Every one of us has the inclination to make the Christian life all about us rather than recognize that it’s all about Jesus. We’re susceptible because we are sinful, and because a self-oriented brand of discipleship appeals to our deep craving for both autonomy and pleasure. That’s why it hooks us. It just feels so right. So we must recognize this inextricable link between self-love and self-focus.
“God just wants you to be happy.”
Sara listened intently as the ministry leader spoke. She’d waited weeks for this one-on-one meeting, and she wanted to absorb every word. She was quiet for a moment as she thought about how to apply the leader’s words to her months-long battle with discouragement. “I believe God wants my happiness,” Sara finally replied. “I mean, isn’t that what the Christian life’s all about? But if it’s true, why is my life stuck? I’m still single, bored at work, and trapped in the same old sins.”
“Maybe you’re not trying hard enough,” the leader suggested. “When it comes to sin patterns, God helps those who help themselves. As for marriage—just keep on being a good person and loving your neighbor, and before you know it, God will bless you.”

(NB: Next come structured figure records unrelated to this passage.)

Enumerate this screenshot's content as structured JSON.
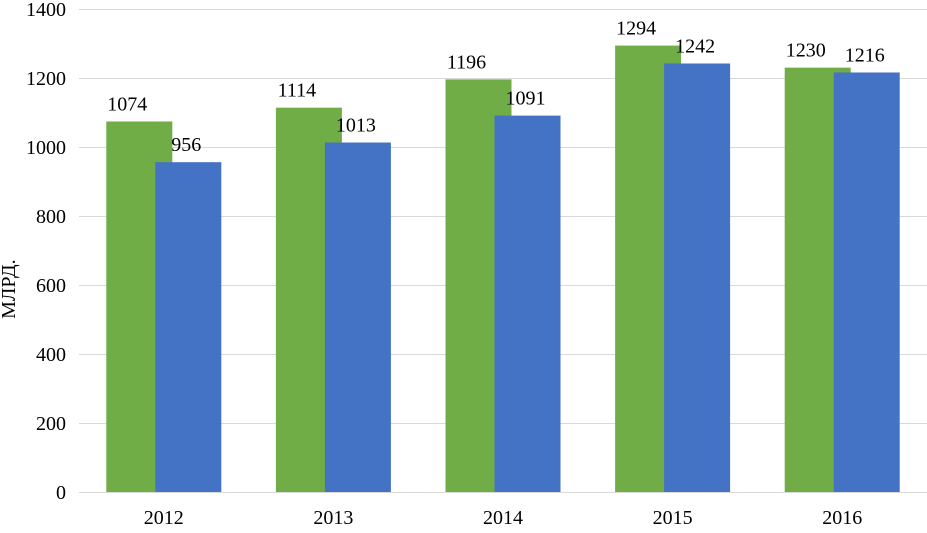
{
  "chart_data": {
    "type": "bar",
    "categories": [
      "2012",
      "2013",
      "2014",
      "2015",
      "2016"
    ],
    "series": [
      {
        "values": [
          1074,
          1114,
          1196,
          1294,
          1230
        ],
        "color": "#70AD47"
      },
      {
        "values": [
          956,
          1013,
          1091,
          1242,
          1216
        ],
        "color": "#4472C4"
      }
    ],
    "title": "",
    "xlabel": "",
    "ylabel": "МЛРД.",
    "ylim": [
      0,
      1400
    ],
    "yticks": [
      0,
      200,
      400,
      600,
      800,
      1000,
      1200,
      1400
    ],
    "grid": "horizontal",
    "gridline_color": "#D9D9D9",
    "data_labels": true,
    "legend": "none"
  }
}
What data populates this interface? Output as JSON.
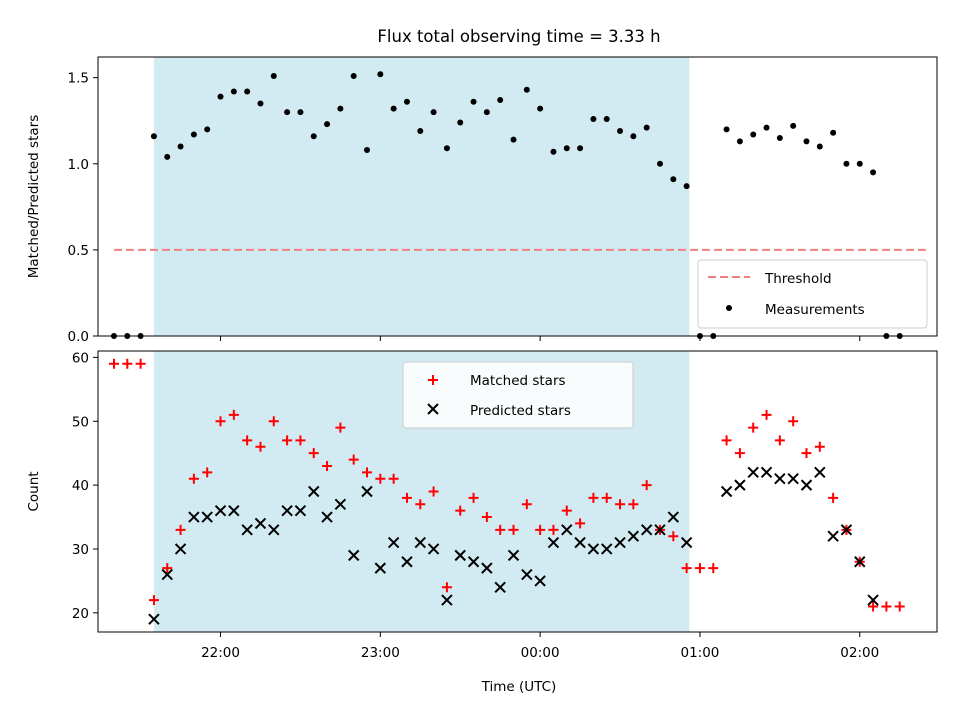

Does God Want Our Happiness?
So many today hold to the health-and-happiness view of the Christian life and the belief that blessings can be manipulated from God by means of good morals. We hear such thinking in podcasts, and we read it in books. It’s preached from pulpits and promoted on ministry websites. But it’s nothing new; it has been around since the church began. The apostle Paul addressed it, and living as he did in a culture not yet dominated by intolerant tolerance and trigger warnings, he defined it with ruthless accuracy:
Understand this, that in the last days there will come times of difficulty. For people will be lovers of self, lovers of money, proud, arrogant, abusive, disobedient to their parents, ungrateful, unholy, heartless, unappeasable, slanderous, without self-control, brutal, not loving good, treacherous, reckless, swollen with conceit, lovers of pleasure rather than lovers of God, having the appearance of godliness, but denying its power. Avoid such people (2 Timothy 3:1–5).